Give Us This Day: A Memoir of Family and Exile (2014) is a memoir by Helena Wisniewska Brow. She explores the story of her own father and family. Stefan Wisniewski was one of the 732 Polish child survivors of World War II who were deported to New Zealand by the Soviets. Seventy years later, his daughter explores what happened to her family. The writing style is non-linear and a bit meandering, jumping between the author’s own memories of her childhood and young adulthood to the contemporary narratives of her family, her father’s memories of his childhood as a Polish deportee in World War II, and a broader historical narrative of that war, deprivation, and loss endured by the Polish survivors of labor camps.
The prologue begins with the description of a photograph of fourteen-year-old Stefan Wisniewska and his sister Hela standing over their mother’s dusty Tehran grave. It is a sobering image, and then the narrative jumps back in time to show how they arrived at that point. Poland of the early twentieth century was constantly drawing and redrawing its borders, agitated by two World Wars. Many of Stefan’s childhood memories are faded. He grew up poor, but so did many Poles, so poverty was not remarkable. His mother, Stefania, was fifteen years younger than his father; a woman from a family with some social standing and who bore eleven children, most of whom were deported to Siberia with her.

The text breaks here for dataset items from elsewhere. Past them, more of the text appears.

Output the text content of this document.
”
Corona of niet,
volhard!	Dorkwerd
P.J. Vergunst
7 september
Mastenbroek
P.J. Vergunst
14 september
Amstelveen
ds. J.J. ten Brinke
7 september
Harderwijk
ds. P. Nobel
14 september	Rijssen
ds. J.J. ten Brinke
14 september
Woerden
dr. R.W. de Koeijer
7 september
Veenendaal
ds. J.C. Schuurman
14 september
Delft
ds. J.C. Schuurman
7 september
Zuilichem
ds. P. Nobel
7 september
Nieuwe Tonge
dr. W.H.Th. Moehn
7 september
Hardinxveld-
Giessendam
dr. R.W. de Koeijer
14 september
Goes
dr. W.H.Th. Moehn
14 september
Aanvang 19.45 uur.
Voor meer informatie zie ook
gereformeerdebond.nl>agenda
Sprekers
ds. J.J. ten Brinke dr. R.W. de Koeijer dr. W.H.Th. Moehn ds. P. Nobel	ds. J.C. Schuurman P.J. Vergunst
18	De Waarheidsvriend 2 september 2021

In the present day, and recent past, Brow recounts her travels and her shadowy memories of mysterious Polish family members. She is fascinated with her family history, in discovering who they are, and what happened to them. With her father’s siblings getting older or dead, and her own father in his 80s, the reader gets the feeling that Brow is running against time to solve the mysteries. Part of unraveling the past is traveling there, and she goes back to Poland multiple times with family members to trace her roots.
The wheel of fortune begins to turn against the family in 1939, when Stefan is ten. Stefan’s two eldest brothers are conscripted into the Polish army after the Germans invade, and refugees begin streaming past their house. When the Soviets take over, school lessons become propaganda, and Poland becomes a police state, with everyone watching everyone else. When Stefan is twelve, his own family is deported. Four soldiers pull everyone from their beds, search the house, and tell them to take only what they can carry. Stefania and eight of her children are herded onto a train car meant to transport livestock, separated from her husband and one of her sons (who narrowly escape being executed by the Germans). Rations are few and by the time the trains arrive in Siberia, the passengers are weak, dirty, and starving. Although the Wisniewski family is lucky enough to have a short detention at the prison camp before heading south, that winter, one of the harshest on record, kills a quarter of all the Poles deported from Eastern Poland by the end of 1941.
The family is freed. They pool their meager resources with another group of deportees and get passage on a train headed south. Unfortunately, when they arrive in Uzbekistan, they realize that conditions there are as dire as they would have been in Siberia, especially with such a huge, unsupportable influx of refugees. Hela and Roman both find work on local farms and help feed the family with cabbage and corn. This ends when the family relocates to another camp that promised to be better but fell through. The family is on the brink of starvation, people are dying of typhus around them, and the two eldest children, Roman and Regina, enlist in the Polish army, which promises food and a roof over their heads. Fifteen-year-old Czesiek and then thirteen-year-old Stefan follow in their footsteps, enlisting in a cadet force. This allows the older children to take some pressure off their mother, sending food rations to keep the rest of the family from starving.
The cadet force relocates south to Persia, where they are cleaned up and fed a regular diet. Eventually, their mother and younger siblings join them in the south. Not long afterward, Roman and Regina are sent to the front in Italy, Stefan is asked to leave the cadets for misbehavior, and Stefania dies of a terminal illness.
At fifteen, Stefan is relocated to New Zealand with 731 other Polish children, including Hela and his two youngest sisters. Many thought the measure only temporary, and a stroke of luck. However, when the war ends the next year, Poland is in ruins, and 20 percent of the original population is dead from the fighting, death camps, or from starvation. They manage to contact their father and brother, who had been able to return home to extended family when they escaped execution. Slowly, the exiled children are absorbed into New Zealand communities, since going home is unfeasible. Hela takes over as the caregiver for her younger siblings, keeping track of them and making all their clothes. When the camp closes, she ensures that her youngest sisters are sent to a Catholic school, until she can marry and give them a home. The exiled children settle in New Zealand, marry, and build their lives there.
The memoir won the Adam Foundation Prize in Creative Writing. It contains an Authors Note on place names, personal names, and pronunciation. The book also contains numerous photographs (both black-and-white and color), facsimiles of documents, and maps.